Ryszard Muciek dyrektor wydziału usług komunalnych i zarządzania środowiskiem w ratuszu powiedział, że jest także inna metoda, ale na razie nie przewidziano w budżecie pieniędzy na ten cel. W grę wchodziłoby przygotowanie specjalnego przepuszczalnego podłoża żwirowo-żywicznego. Dwa lata temu brano pod uwagę remont tylko głównej alei. Wówczas koszt prac oszacowano na 400 tysięcy złotych.

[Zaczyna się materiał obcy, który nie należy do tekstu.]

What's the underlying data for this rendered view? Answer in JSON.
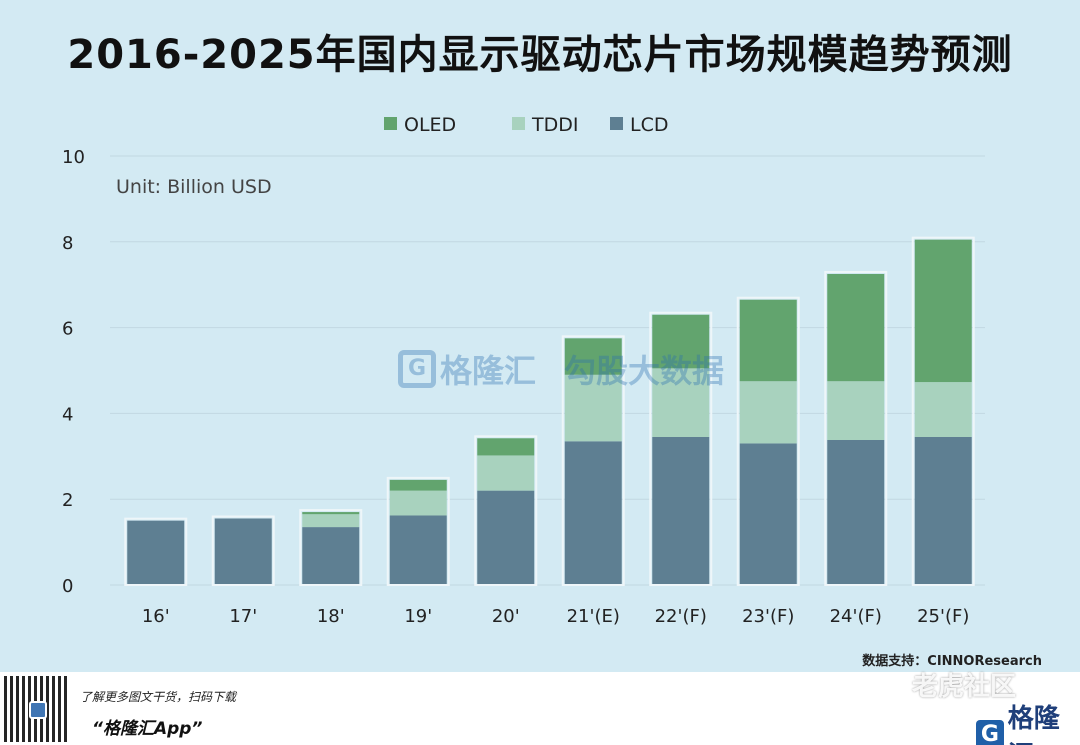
{
  "title": "2016-2025年国内显示驱动芯片市场规模趋势预测",
  "unit_label": "Unit: Billion USD",
  "source": "数据支持：CINNOResearch",
  "watermark": {
    "brand": "格隆汇",
    "brand2": "勾股大数据"
  },
  "footer": {
    "tagline": "了解更多图文干货，扫码下载",
    "app_name": "“格隆汇App”",
    "logo_text": "格隆汇",
    "community": "老虎社区"
  },
  "colors": {
    "LCD": "#5e7f92",
    "TDDI": "#a8d2be",
    "OLED": "#62a46e"
  },
  "chart_data": {
    "type": "bar",
    "stacked": true,
    "title": "2016-2025年国内显示驱动芯片市场规模趋势预测",
    "unit": "Unit: Billion USD",
    "categories": [
      "16'",
      "17'",
      "18'",
      "19'",
      "20'",
      "21'(E)",
      "22'(F)",
      "23'(F)",
      "24'(F)",
      "25'(F)"
    ],
    "series": [
      {
        "name": "LCD",
        "values": [
          1.5,
          1.55,
          1.35,
          1.62,
          2.2,
          3.35,
          3.45,
          3.3,
          3.38,
          3.45
        ]
      },
      {
        "name": "TDDI",
        "values": [
          0,
          0,
          0.3,
          0.58,
          0.82,
          1.55,
          1.6,
          1.45,
          1.37,
          1.28
        ]
      },
      {
        "name": "OLED",
        "values": [
          0,
          0,
          0.05,
          0.25,
          0.4,
          0.85,
          1.25,
          1.9,
          2.5,
          3.32
        ]
      }
    ],
    "legend": [
      "OLED",
      "TDDI",
      "LCD"
    ],
    "legend_position": "top",
    "ylim": [
      0,
      10
    ],
    "yticks": [
      0,
      2,
      4,
      6,
      8,
      10
    ],
    "grid": true
  }
}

Ryszard Muciek zaznaczył, że trzeba przygotować kompleksową koncepcję rewitalizacji parku i stopniowo ją wdrażać. Ponieważ park jest w spisie zabytków to wszelkie prace trzeba uzgadniać z Wojewódzkim Konserwatorem Zabytków.
Na bieżąco prowadzone będą natomiast prace związane z utrzymaniem zieleni w parku i na skwerach Stefana Żeromskiego koło katedry i Jana Bularskiego koło ulicy Staszica.
W tym roku planowana jest również m.in. przebudowa skweru przy pomniku Pszczółki na rogu ulicy Żeromskiego i Zagórskiej oraz przy ulicy Bodzentyńskiej i placu przy ulicy Paderewskiego naprzeciwko dawnej restauracji „Jodłowa”.
Na uporządkowanie zieleni w mieście zarezerwowano w tegorocznym budżecie niecałe 7 milionów złotych.